INFOSEMARANG.COM -- Aksi pungutan liar (pungli) sejumlah oknum pasalnya masih terjadi di sejumlah tempat resmi banhkan di bandara.

Kepala Seksi Pemeriksaan I Kantor Imigrasi Kelas I Khusus TPI Ngurah Rai, Hariyo Seto saat ini diduga telah melakukan pungli dan mengantongi Rp 5 juta hingga Rp 6 juta per hari.

Dilansir dari berbagai sumber terpercaya, sejumlah uang tersebut didapatkannya dari kantong para orang atau wisatawan asing yang memanfaatkan kemudahan dan kecepatan proses pemeriksaan imigrasi melalui jalur fast track atau jalur cepat. Setidaknya, Hariyo menerima imbalan Rp 200 ribu hingga Rp 250 ribu per orang.

Baca Juga: Klarifikasi Leon Anak Willy Dozan: Minta Maaf ke Rinoa Aurora dan Sesali Ucapan Kasar tentang Polisi

"Rata-rata setiap hari (Hariyo mendapat uang hasil pungutan fast track) Rp 5 juta sampai Rp 6 juta.
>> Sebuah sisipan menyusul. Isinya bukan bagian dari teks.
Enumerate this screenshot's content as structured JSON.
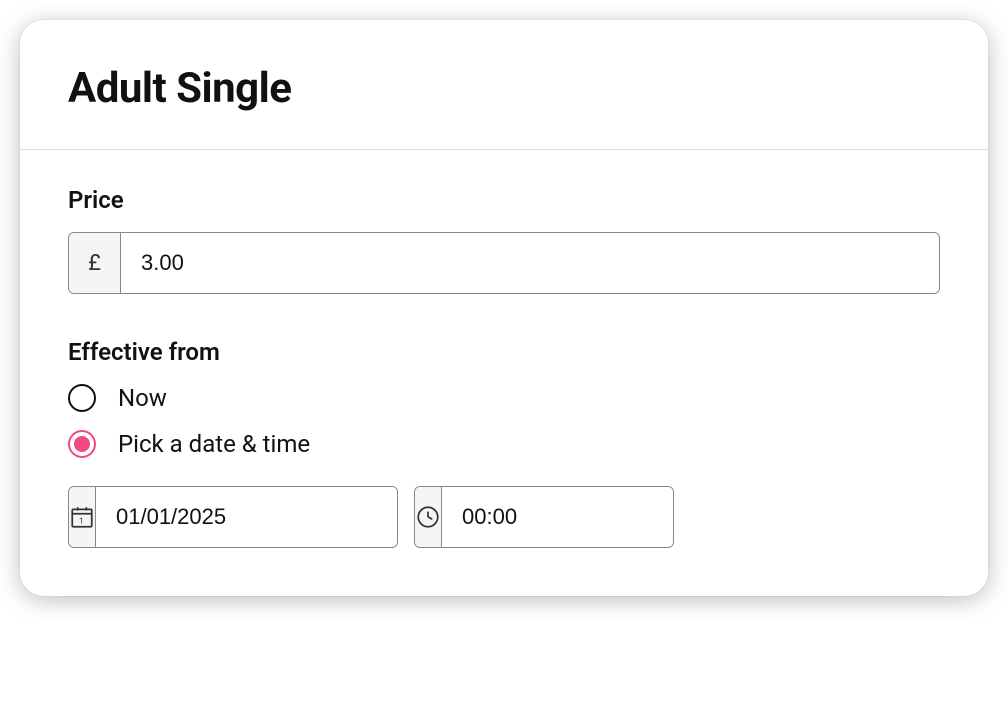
{
  "header": {
    "title": "Adult Single"
  },
  "price": {
    "label": "Price",
    "currency_symbol": "£",
    "value": "3.00"
  },
  "effective": {
    "label": "Effective from",
    "options": {
      "now": "Now",
      "pick": "Pick a date & time"
    },
    "selected": "pick",
    "date_value": "01/01/2025",
    "time_value": "00:00"
  },
  "colors": {
    "accent": "#ef4a81"
  }
}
Hasil pemeriksaan kami, (pungutan liar) itu diduga sudah dilakukan dalam kurun waktu sekira dua bulan,"ungkap Kepala Seksi Penerangan Hukum (Kasi Penkum) Kejaksaan Tinggi Bali Putu Eka Sabana kepadasalah satu awak media di kantor Kejaksaan Tinggi Bali pada Kamis (16/11/2023).

Eka pun membeberkan bahwa Hariyo berperan sebagai otak dari aksi pungli tersebut. Dalam proses pungli itu, Hariyo mendapat setoran uang dari anak buahnyadi lapangan yang menerima imbalan dari segelintir orang atau wisatawan asing yang ingin memanfaatkan kemudahaan proses pemeriksaan imigrasi melalui jalur fast track.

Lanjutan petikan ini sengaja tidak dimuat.